Der Necker steht aber unter besonderer Beobachtung. Im Gegensatz zur Thur ist hier kein Schmelzwasser mehr vorhanden und somit sind Niederschläge wichtig, der Wasserstand ist aktuell sehr tief. «Wenigstens sind die Wassertemperaturen aufgrund der noch tieferen Tagesmitteltemperatur als im Sommer noch moderat. Das passt den Fischen», sagt Birrer.
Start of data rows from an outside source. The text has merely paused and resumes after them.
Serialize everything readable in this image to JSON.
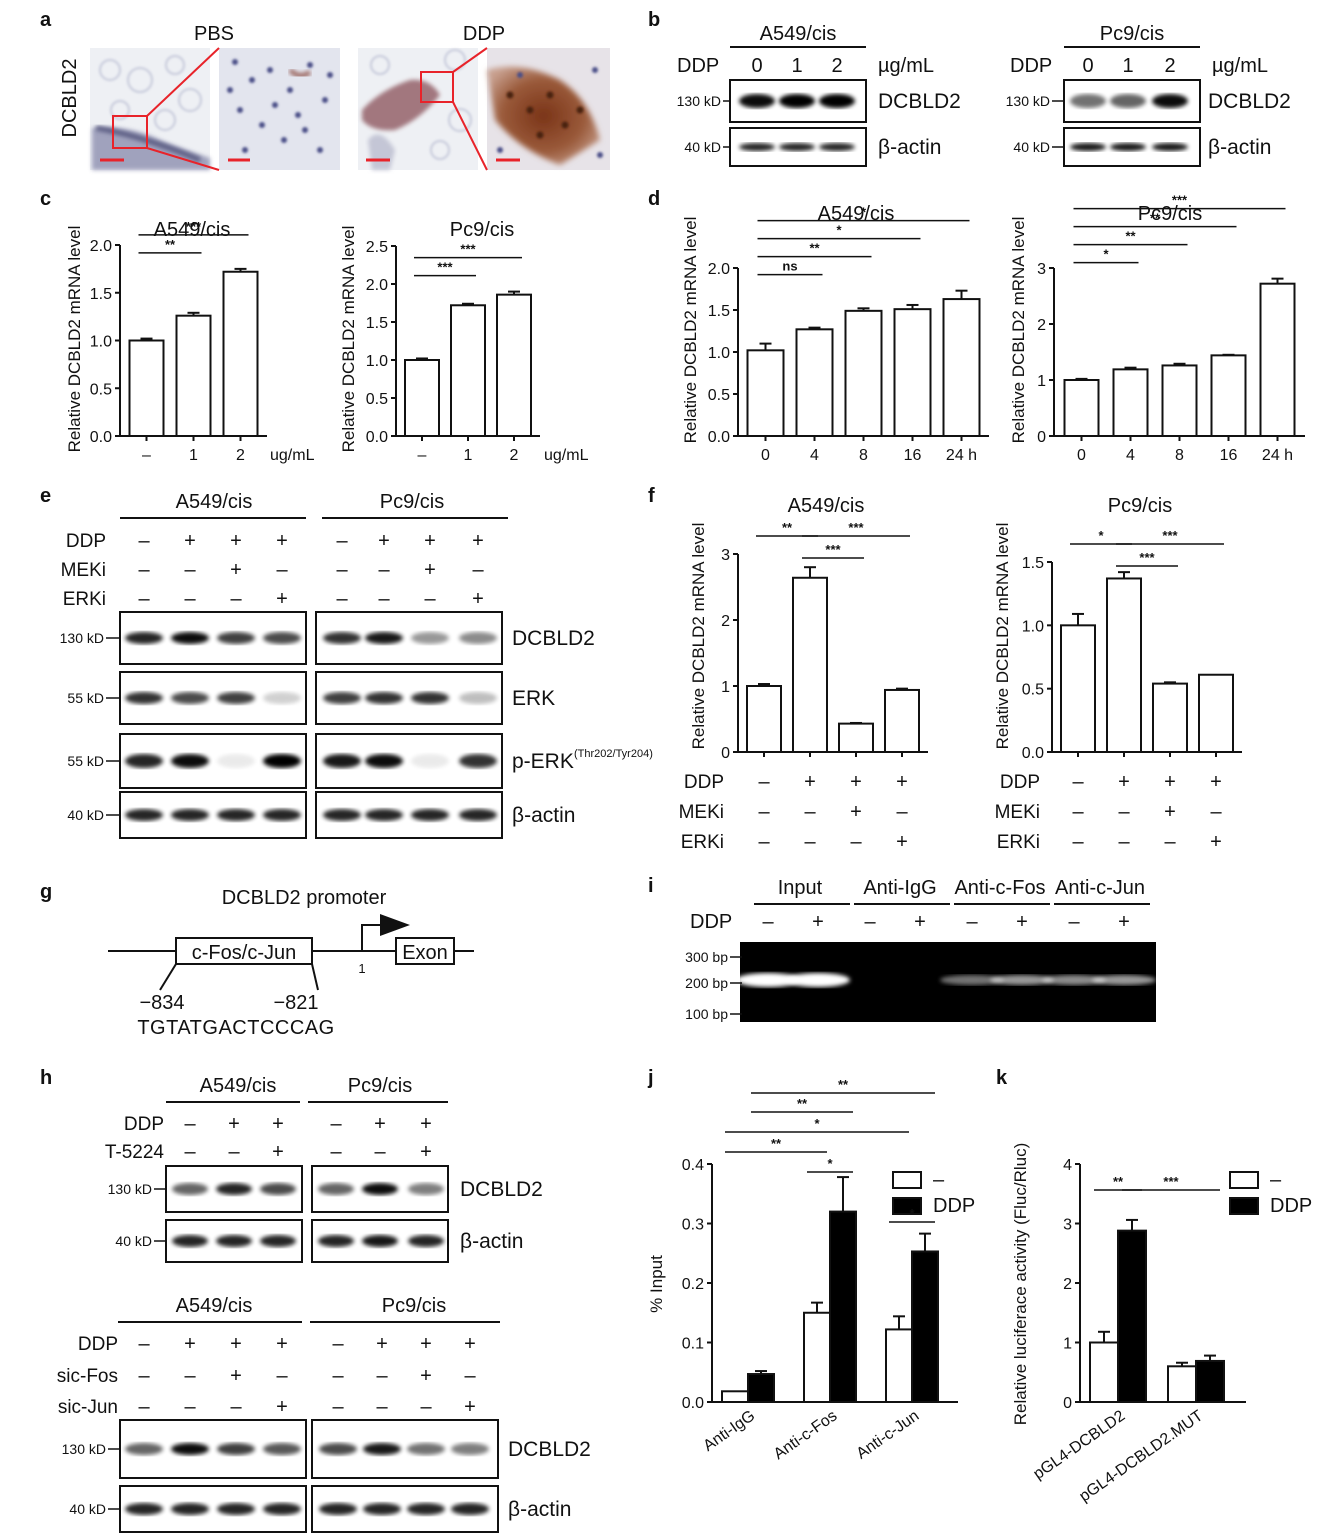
{
  "panel_labels": [
    "a",
    "b",
    "c",
    "d",
    "e",
    "f",
    "g",
    "h",
    "i",
    "j",
    "k"
  ],
  "a": {
    "ylabel": "DCBLD2",
    "conditions": [
      "PBS",
      "DDP"
    ]
  },
  "b": {
    "blots": [
      {
        "cell": "A549/cis",
        "treatment": "DDP",
        "doses": [
          "0",
          "1",
          "2"
        ],
        "unit": "µg/mL",
        "rows": [
          {
            "kd": "130 kD",
            "protein": "DCBLD2"
          },
          {
            "kd": "40 kD",
            "protein": "β-actin"
          }
        ]
      },
      {
        "cell": "Pc9/cis",
        "treatment": "DDP",
        "doses": [
          "0",
          "1",
          "2"
        ],
        "unit": "µg/mL",
        "rows": [
          {
            "kd": "130 kD",
            "protein": "DCBLD2"
          },
          {
            "kd": "40 kD",
            "protein": "β-actin"
          }
        ]
      }
    ]
  },
  "chart_data": [
    {
      "panel": "c",
      "type": "bar",
      "title": "A549/cis",
      "ylabel": "Relative DCBLD2 mRNA level",
      "categories": [
        "–",
        "1",
        "2"
      ],
      "xunit": "ug/mL",
      "values": [
        1.0,
        1.26,
        1.72
      ],
      "errors": [
        0.02,
        0.03,
        0.03
      ],
      "ylim": [
        0,
        2.0
      ],
      "yticks": [
        "0.0",
        "0.5",
        "1.0",
        "1.5",
        "2.0"
      ],
      "significance": [
        {
          "from": 0,
          "to": 1,
          "label": "**"
        },
        {
          "from": 0,
          "to": 2,
          "label": "***"
        }
      ]
    },
    {
      "panel": "c",
      "type": "bar",
      "title": "Pc9/cis",
      "ylabel": "Relative DCBLD2 mRNA level",
      "categories": [
        "–",
        "1",
        "2"
      ],
      "xunit": "ug/mL",
      "values": [
        1.0,
        1.72,
        1.86
      ],
      "errors": [
        0.02,
        0.02,
        0.04
      ],
      "ylim": [
        0,
        2.5
      ],
      "yticks": [
        "0.0",
        "0.5",
        "1.0",
        "1.5",
        "2.0",
        "2.5"
      ],
      "significance": [
        {
          "from": 0,
          "to": 1,
          "label": "***"
        },
        {
          "from": 0,
          "to": 2,
          "label": "***"
        }
      ]
    },
    {
      "panel": "d",
      "type": "bar",
      "title": "A549/cis",
      "ylabel": "Relative DCBLD2 mRNA level",
      "categories": [
        "0",
        "4",
        "8",
        "16",
        "24 h"
      ],
      "values": [
        1.02,
        1.27,
        1.49,
        1.51,
        1.63
      ],
      "errors": [
        0.08,
        0.02,
        0.03,
        0.05,
        0.1
      ],
      "ylim": [
        0,
        2.0
      ],
      "yticks": [
        "0.0",
        "0.5",
        "1.0",
        "1.5",
        "2.0"
      ],
      "significance": [
        {
          "from": 0,
          "to": 1,
          "label": "ns"
        },
        {
          "from": 0,
          "to": 2,
          "label": "**"
        },
        {
          "from": 0,
          "to": 3,
          "label": "*"
        },
        {
          "from": 0,
          "to": 4,
          "label": "*"
        }
      ]
    },
    {
      "panel": "d",
      "type": "bar",
      "title": "Pc9/cis",
      "ylabel": "Relative DCBLD2 mRNA level",
      "categories": [
        "0",
        "4",
        "8",
        "16",
        "24 h"
      ],
      "values": [
        1.0,
        1.19,
        1.26,
        1.44,
        2.72
      ],
      "errors": [
        0.02,
        0.03,
        0.03,
        0.01,
        0.09
      ],
      "ylim": [
        0,
        3
      ],
      "yticks": [
        "0",
        "1",
        "2",
        "3"
      ],
      "significance": [
        {
          "from": 0,
          "to": 1,
          "label": "*"
        },
        {
          "from": 0,
          "to": 2,
          "label": "**"
        },
        {
          "from": 0,
          "to": 3,
          "label": "**"
        },
        {
          "from": 0,
          "to": 4,
          "label": "***"
        }
      ]
    },
    {
      "panel": "f",
      "type": "bar",
      "title": "A549/cis",
      "ylabel": "Relative DCBLD2 mRNA level",
      "categories": [
        "1",
        "2",
        "3",
        "4"
      ],
      "values": [
        1.0,
        2.64,
        0.43,
        0.94
      ],
      "errors": [
        0.03,
        0.16,
        0.01,
        0.02
      ],
      "ylim": [
        0,
        3
      ],
      "yticks": [
        "0",
        "1",
        "2",
        "3"
      ],
      "treatments": [
        {
          "name": "DDP",
          "signs": [
            "–",
            "+",
            "+",
            "+"
          ]
        },
        {
          "name": "MEKi",
          "signs": [
            "–",
            "–",
            "+",
            "–"
          ]
        },
        {
          "name": "ERKi",
          "signs": [
            "–",
            "–",
            "–",
            "+"
          ]
        }
      ],
      "significance": [
        {
          "from": 0,
          "to": 1,
          "label": "**"
        },
        {
          "from": 1,
          "to": 2,
          "label": "***"
        },
        {
          "from": 1,
          "to": 3,
          "label": "***"
        }
      ]
    },
    {
      "panel": "f",
      "type": "bar",
      "title": "Pc9/cis",
      "ylabel": "Relative DCBLD2 mRNA level",
      "categories": [
        "1",
        "2",
        "3",
        "4"
      ],
      "values": [
        1.0,
        1.37,
        0.54,
        0.61
      ],
      "errors": [
        0.09,
        0.05,
        0.01,
        0.0
      ],
      "ylim": [
        0,
        1.5
      ],
      "yticks": [
        "0.0",
        "0.5",
        "1.0",
        "1.5"
      ],
      "treatments": [
        {
          "name": "DDP",
          "signs": [
            "–",
            "+",
            "+",
            "+"
          ]
        },
        {
          "name": "MEKi",
          "signs": [
            "–",
            "–",
            "+",
            "–"
          ]
        },
        {
          "name": "ERKi",
          "signs": [
            "–",
            "–",
            "–",
            "+"
          ]
        }
      ],
      "significance": [
        {
          "from": 0,
          "to": 1,
          "label": "*"
        },
        {
          "from": 1,
          "to": 2,
          "label": "***"
        },
        {
          "from": 1,
          "to": 3,
          "label": "***"
        }
      ]
    },
    {
      "panel": "j",
      "type": "bar",
      "ylabel": "% Input",
      "categories": [
        "Anti-IgG",
        "Anti-c-Fos",
        "Anti-c-Jun"
      ],
      "series": [
        {
          "name": "–",
          "color": "#ffffff",
          "values": [
            0.018,
            0.15,
            0.122
          ],
          "errors": [
            0.0,
            0.017,
            0.022
          ]
        },
        {
          "name": "DDP",
          "color": "#000000",
          "values": [
            0.047,
            0.32,
            0.253
          ],
          "errors": [
            0.005,
            0.058,
            0.03
          ]
        }
      ],
      "ylim": [
        0,
        0.4
      ],
      "yticks": [
        "0.0",
        "0.1",
        "0.2",
        "0.3",
        "0.4"
      ],
      "legend": "top-right",
      "significance": [
        {
          "label": "*"
        },
        {
          "label": "*"
        },
        {
          "label": "**"
        },
        {
          "label": "*"
        },
        {
          "label": "**"
        },
        {
          "label": "**"
        }
      ]
    },
    {
      "panel": "k",
      "type": "bar",
      "ylabel": "Relative luciferace activity (Fluc/Rluc)",
      "categories": [
        "pGL4-DCBLD2",
        "pGL4-DCBLD2.MUT"
      ],
      "series": [
        {
          "name": "–",
          "color": "#ffffff",
          "values": [
            1.0,
            0.6
          ],
          "errors": [
            0.18,
            0.06
          ]
        },
        {
          "name": "DDP",
          "color": "#000000",
          "values": [
            2.88,
            0.69
          ],
          "errors": [
            0.18,
            0.09
          ]
        }
      ],
      "ylim": [
        0,
        4
      ],
      "yticks": [
        "0",
        "1",
        "2",
        "3",
        "4"
      ],
      "legend": "top-right",
      "significance": [
        {
          "label": "**"
        },
        {
          "label": "***"
        }
      ]
    }
  ],
  "e": {
    "cells": [
      "A549/cis",
      "Pc9/cis"
    ],
    "treatments": [
      {
        "name": "DDP",
        "signs": [
          "–",
          "+",
          "+",
          "+"
        ]
      },
      {
        "name": "MEKi",
        "signs": [
          "–",
          "–",
          "+",
          "–"
        ]
      },
      {
        "name": "ERKi",
        "signs": [
          "–",
          "–",
          "–",
          "+"
        ]
      }
    ],
    "rows": [
      {
        "kd": "130 kD",
        "protein": "DCBLD2"
      },
      {
        "kd": "55 kD",
        "protein": "ERK"
      },
      {
        "kd": "55 kD",
        "protein": "p-ERK",
        "sup": "(Thr202/Tyr204)"
      },
      {
        "kd": "40 kD",
        "protein": "β-actin"
      }
    ]
  },
  "g": {
    "title": "DCBLD2 promoter",
    "site_label": "c-Fos/c-Jun",
    "exon_label": "Exon",
    "tss_label": "1",
    "pos_start": "−834",
    "pos_end": "−821",
    "sequence": "TGTATGACTCCCAG"
  },
  "i": {
    "groups": [
      "Input",
      "Anti-IgG",
      "Anti-c-Fos",
      "Anti-c-Jun"
    ],
    "treatment": "DDP",
    "signs": [
      "–",
      "+",
      "–",
      "+",
      "–",
      "+",
      "–",
      "+"
    ],
    "markers": [
      "300 bp",
      "200 bp",
      "100 bp"
    ]
  },
  "h1": {
    "cells": [
      "A549/cis",
      "Pc9/cis"
    ],
    "treatments": [
      {
        "name": "DDP",
        "signs": [
          "–",
          "+",
          "+"
        ]
      },
      {
        "name": "T-5224",
        "signs": [
          "–",
          "–",
          "+"
        ]
      }
    ],
    "rows": [
      {
        "kd": "130 kD",
        "protein": "DCBLD2"
      },
      {
        "kd": "40 kD",
        "protein": "β-actin"
      }
    ]
  },
  "h2": {
    "cells": [
      "A549/cis",
      "Pc9/cis"
    ],
    "treatments": [
      {
        "name": "DDP",
        "signs": [
          "–",
          "+",
          "+",
          "+"
        ]
      },
      {
        "name": "sic-Fos",
        "signs": [
          "–",
          "–",
          "+",
          "–"
        ]
      },
      {
        "name": "sic-Jun",
        "signs": [
          "–",
          "–",
          "–",
          "+"
        ]
      }
    ],
    "rows": [
      {
        "kd": "130 kD",
        "protein": "DCBLD2"
      },
      {
        "kd": "40 kD",
        "protein": "β-actin"
      }
    ]
  }
}
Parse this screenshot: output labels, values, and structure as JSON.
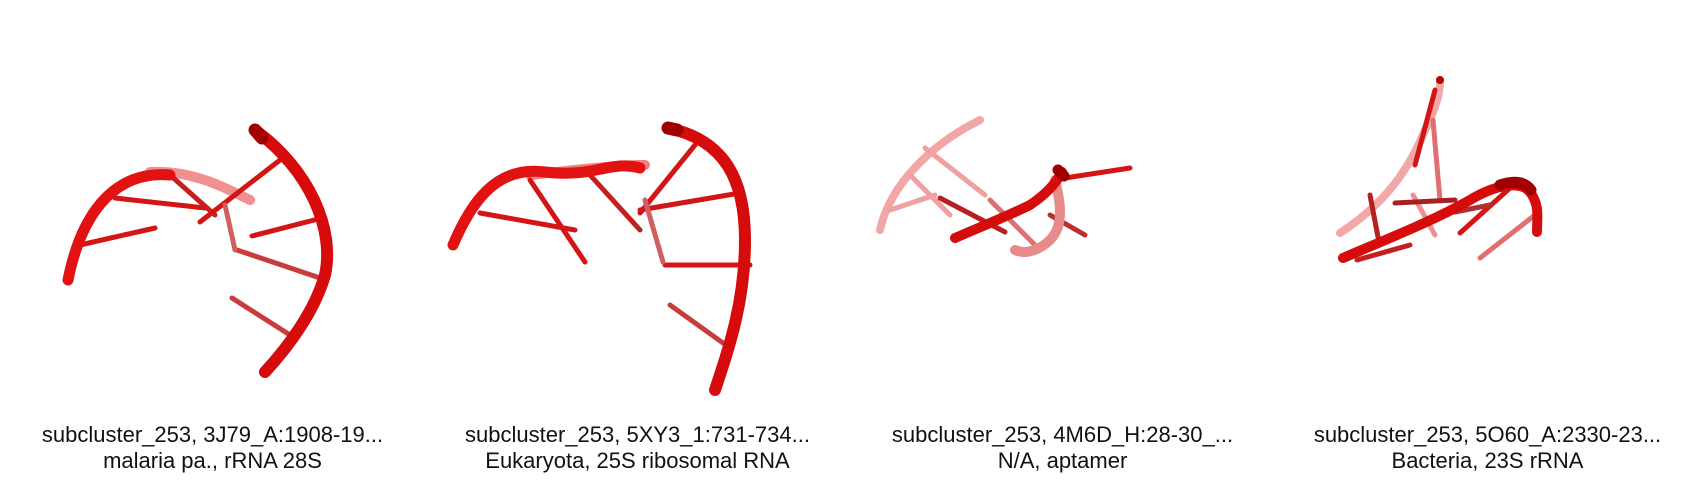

Spezielle Aufmerksamkeit kommt in diesen Tagen den Wäldern zu: Aufgrund akuter Waldbrandgefahr wurde im ganzen Kanton ein Feuerverbot im Wald und an Waldrändern gesprochen. Claude Engeler, Revierförster von Wilen und Sirnach, appelliert an die Selbstverantwortung der Bürger, sich an das Feuerverbot zu halten. Ihn beschäftigen momentan andere Sorgen: «Wir müssen diesen Frühling neugepflanzte Bäume bewässern, sonst drohen sie abzusterben, bevor sie richtig anwachsen konnten. Das gab es seit über 70 Jahren nicht mehr!»
Die Bauern, denen die Waldstücke gehören, führen das Wasser mit Tanks oder grossen Kannen zu den Jungbäumen – ein erheblicher Mehraufwand. Doch auch ältere Bäume sind in Gefahr. Im Speziellen die Fichte, die wegen ihrer an der Bodenoberfläche verlaufenden Wurzeln nicht an die Wasserreserven in tieferen Bodenschichten gelangt. Engeler:
«Die Fichte leidet derzeit unter Trockenstress und wird so anfällig für Borkenkäfer. Die leben jetzt im Eldorado.»
Besserung ist erst mit dem ersten, ausgiebigen Regen in Sicht.
«Der Ertrag der ersten und wichtigsten Heuernte des Jahres fiel – der Trockenheit geschuldet – um einiges tiefer als normal aus», berichtet Daniela Paul von der Fachstelle Pflanzenbau und Umwelt des Landwirtschaftlichen Zentrums in Flawil. Auf das Ausbringen der Gülle sollte in solch trockenen Tagen verzichtet werden.
Die Aussaat von Mais, die in den letzten Tagen begonnen hat, sei aber möglich. «Gepflügte Böden sollten noch ausreichend Feuchtigkeit aufweisen, um die Keimung zu erlauben», sagt Daniela Paul. Sie kann der Trockenheit auch etwas Positives abgewinnen: Auf Erdbeeren gibt es kaum Mehltau-Pilze. Deshalb müssen weniger Fungizide eingesetzt werden. Aber auch Paul sagt: «Wir sind auf baldigen Regen angewiesen, sonst droht sich die Lage drastisch zu verschärfen.»